Having heard of Osmond’s work with mescaline, he made a request: Could the doctor, who was then still in Canada, bring him some of the drug the next time he passed through Los Angeles?
The opportunity came in May 1953, when Osmond arrived in town for a psychiatry convention. Years later, he remembered standing at a table in Huxley’s Hollywood home, dissolving the silvery, white mescaline crystals into a glass of water and worrying whether the dose -- four-tenths of a gram -- would be enough or too much.
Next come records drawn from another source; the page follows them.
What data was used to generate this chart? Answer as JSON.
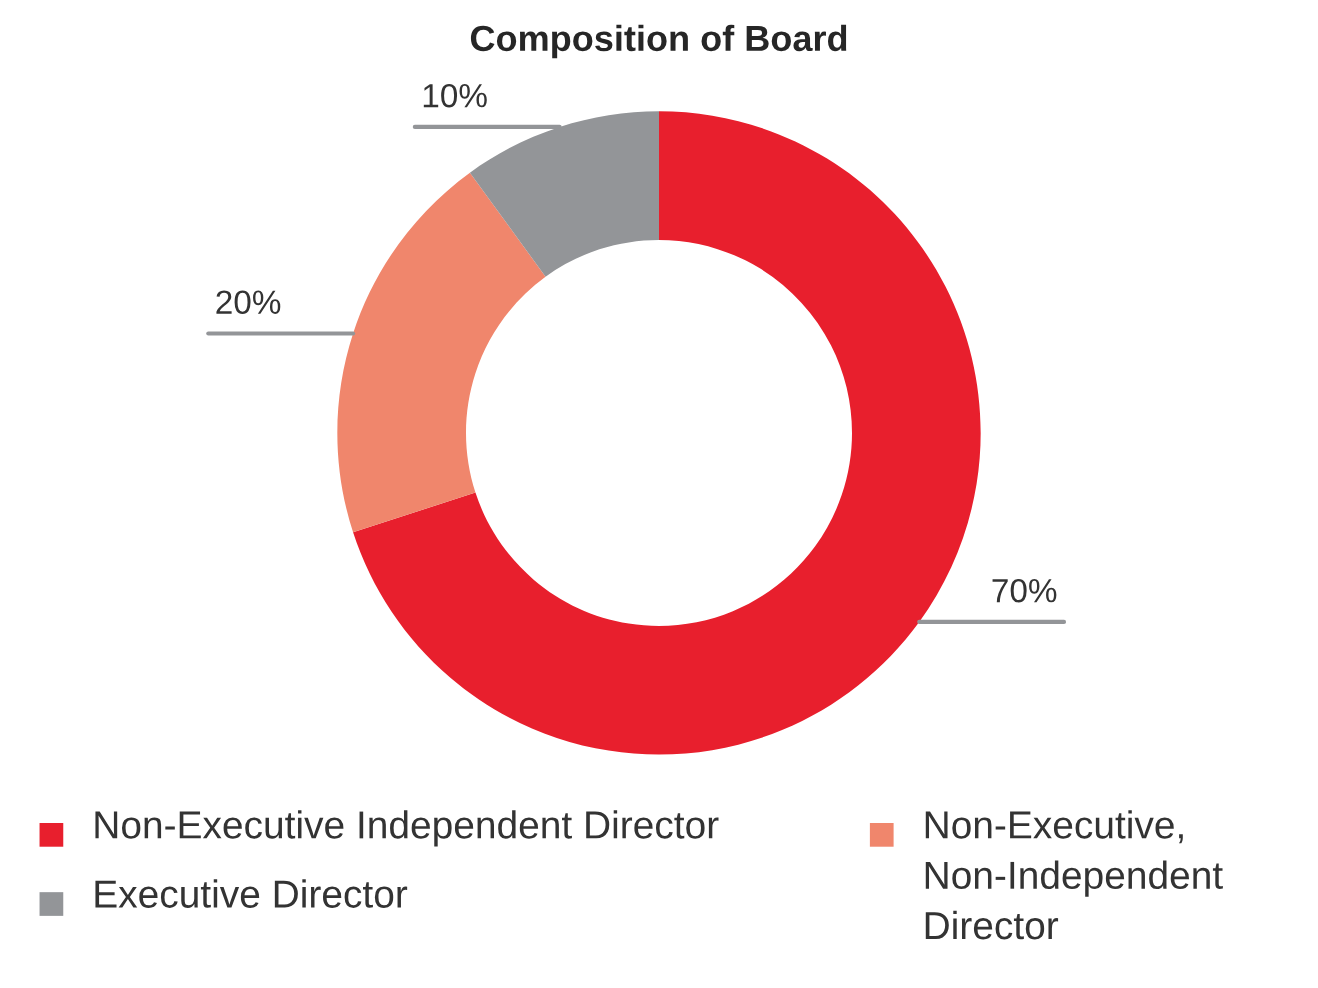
{
  "chart_data": {
    "type": "donut",
    "title": "Composition of Board",
    "categories": [
      "Non-Executive Independent Director",
      "Non-Executive, Non-Independent Director",
      "Executive Director"
    ],
    "values": [
      70,
      20,
      10
    ],
    "colors": [
      "#e81f2d",
      "#f0866c",
      "#939598"
    ],
    "value_labels": [
      "70%",
      "20%",
      "10%"
    ],
    "legend": "bottom"
  }
}
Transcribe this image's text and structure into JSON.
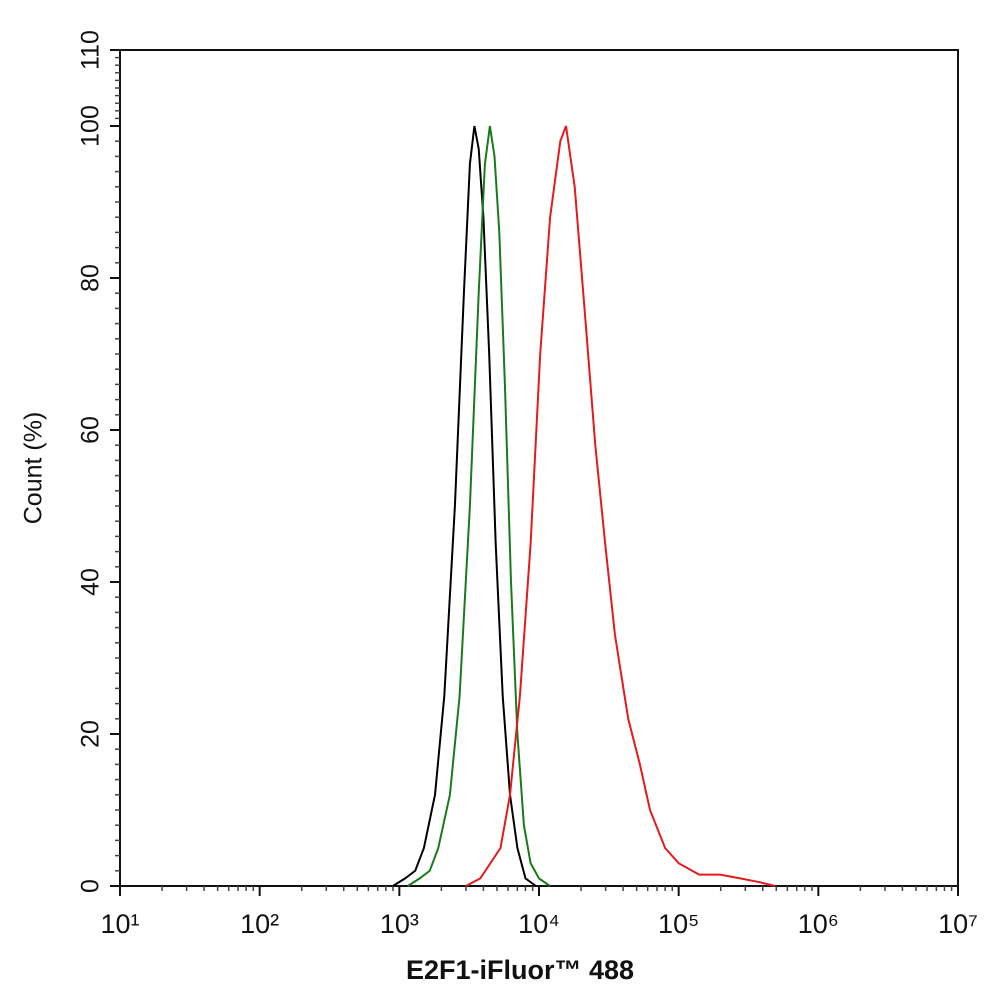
{
  "chart_data": {
    "type": "line",
    "x_label": "E2F1-iFluor™ 488",
    "y_label": "Count (%)",
    "xscale": "log",
    "xlim": [
      10,
      10000000
    ],
    "xticks": [
      {
        "value": 10,
        "label": "10¹"
      },
      {
        "value": 100,
        "label": "10²"
      },
      {
        "value": 1000,
        "label": "10³"
      },
      {
        "value": 10000,
        "label": "10⁴"
      },
      {
        "value": 100000,
        "label": "10⁵"
      },
      {
        "value": 1000000,
        "label": "10⁶"
      },
      {
        "value": 10000000,
        "label": "10⁷"
      }
    ],
    "ylim": [
      0,
      110
    ],
    "yticks": [
      0,
      20,
      40,
      60,
      80,
      100,
      110
    ],
    "series": [
      {
        "color": "#000000",
        "x": [
          900,
          1100,
          1300,
          1500,
          1800,
          2100,
          2500,
          2900,
          3200,
          3450,
          3700,
          4000,
          4400,
          4900,
          5500,
          6200,
          7000,
          8000,
          9500
        ],
        "values": [
          0,
          1,
          2,
          5,
          12,
          25,
          50,
          78,
          95,
          100,
          97,
          88,
          70,
          45,
          25,
          12,
          5,
          1,
          0
        ]
      },
      {
        "color": "#1a7a1a",
        "x": [
          1150,
          1400,
          1650,
          1900,
          2300,
          2700,
          3200,
          3700,
          4100,
          4450,
          4800,
          5200,
          5700,
          6300,
          7000,
          7800,
          8700,
          10000,
          12000
        ],
        "values": [
          0,
          1,
          2,
          5,
          12,
          25,
          50,
          78,
          95,
          100,
          96,
          86,
          66,
          40,
          20,
          8,
          3,
          1,
          0
        ]
      },
      {
        "color": "#e41a1c",
        "x": [
          3000,
          3800,
          5300,
          6200,
          7300,
          8700,
          10200,
          12000,
          14200,
          15600,
          18000,
          21400,
          25300,
          29800,
          35000,
          43500,
          52800,
          62300,
          80000,
          100000,
          140000,
          198000,
          276000,
          380000,
          490000
        ],
        "values": [
          0,
          1,
          5,
          12,
          25,
          45,
          70,
          88,
          98,
          100,
          92,
          75,
          58,
          45,
          33,
          22,
          16,
          10,
          5,
          3,
          1.5,
          1.5,
          1,
          0.5,
          0
        ]
      }
    ]
  }
}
Although it did not work as quickly as he expected, the dose proved to be just enough to launch Huxley on what he later described in his book as a splendid inner journey. He perceived the jackets of books lining his shelves as divinely aglow. He felt his being flow into a typing table and a wicker chair. He beheld the flowers in a vase with new eyes, seeing “what Adam had seen on the morning of his creation -- the miracle, moment by moment, of naked existence.” Mundane objects were so transfigured in his heightened state that Huxley “had an inkling of what it must feel like to be mad.”
After the effects of the mescaline wore off, he wrote “The Doors of Perception,” a title borrowed from a line by poet William Blake. “If the doors of perception were cleansed,” Blake wrote, “everything would appear to man as it is, infinite.”
Huxley and Osmond became close intellectual mates. “It was really delightful to see these two men speak so fast about every possible subject,” Huxley’s widow, Laura, told The Times last week. “They were bouncing all over the universe.”
Among the many things they discussed was the need for a new name for substances like mescaline, which then were called psychotomimetics for their ability to mimic the qualities of psychosis in users. Osmond sought a name that de-emphasized the pathological effects and highlighted the wondrous. He had tried the substances himself and pronounced his experiences with them among “the most strange, most awesome and ... most beautiful things in a varied and fortunate life.”
In an exchange of letters, Huxley proposed that the drugs be called phanerothymes, which was taken from Greek and Latin words related to spirit or soul. He incorporated the word in a couplet he sent to Osmond: “To make this trivial world sublime/Take half a Gramme of phanerothyme.”
Osmond “thought that was a stupid word,” recalled Alex Randall, a former student of Osmond’s who teaches communication at the University of the Virgin Islands. “He said, ‘That word will never catch on.’ ”
The word Osmond preferred also had Greek roots, but it meant “mind-manifesting.” He replied to Huxley with a couplet of his own: “To fathom hell or soar angelic/Just take a pinch of psychedelic.”
For Osmond, it was just a short trip from there to posterity.